Le futur ingénieur de 26 ans y a notamment appris les subtilités du travail d’équipe, de même que la gestion de campagnes de financement. «C’est un super beau complément pour aller sur le marché du travail», avoue-t-il.

À titre de capitaine, le Bromontois, qui compte achever son baccalauréat en décembre prochain, a géré l’équipe de 24 membres en plus d’officier comme chargé de projets. Il y consacrait une trentaine d’heures par semaine en plus de ses études à temps plein.

Canoë de béton?

Chaque saison de canoë de béton débute à l’atelier où les membres du Club développent un nouveau modèle de canoë en respectant les critères de l’American Society of Civil Engineers (ASCE).

Les étudiants développent différentes techniques de conception avec du béton ultra-léger, explique Alexandre Caron. Il ajoute que le défi est d’assurer la pérennité de celles-ci. Un système de mentorat entre les vétérans et les recrues est en place pour assurer le transfert des connaissances.

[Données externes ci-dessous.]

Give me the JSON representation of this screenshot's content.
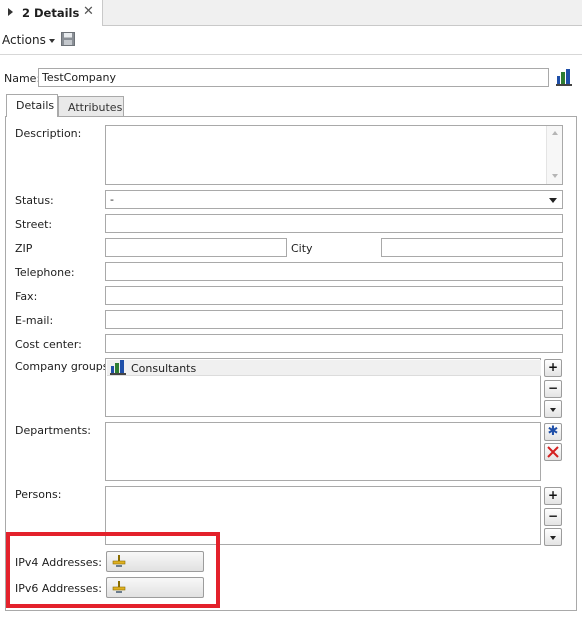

Cette année, un canoë de 20 pieds, pesant environ 160 livres, a été conçu. «Au plus large, il a deux pieds de largeur. Il est très effilé et assez instable. C’est un peu comme une F1. Il peut accueillir un maximum de quatre personnes», détaille Alexandre Caron.

Les compétitions de canoë de béton comportent quatre aspects majeurs, dont le volet course. Parce qu’une fois complété, le canoë doit rester à la surface de l’eau et naviguer! Le Club de l’ÉTS compte une dizaine de pagayeurs qui s’entraînent à Montréal aux installations de 22 Dragons, au canal Lachine.

Les membres du Club doivent aussi déposer un rapport technique de leur canoë. «C’est le bilan de tout ce qu’on a innové et développé. On y décrit le projet», explique Alexandre Caron. Une présentation orale est aussi au menu. Enfin, l’esthétisme de l’embarcation est jugé. «Ils jugent l’apparence, la durabilité et le respect des normes. Il faut suivre les règlements et s’adapter», poursuit Alexandre Caron.

À la fin du mois d’avril, l’équipe a participé à la compétition régionale Upstate New York de l’ASCE. Le Club de l’ÉTS s’est classée au 1er rang. La formation est aussi montée sur la plus haute marche du podium au Championnat canadien de canoë de béton, qui se tenait à Waterloo en Ontario, à la mi-mai.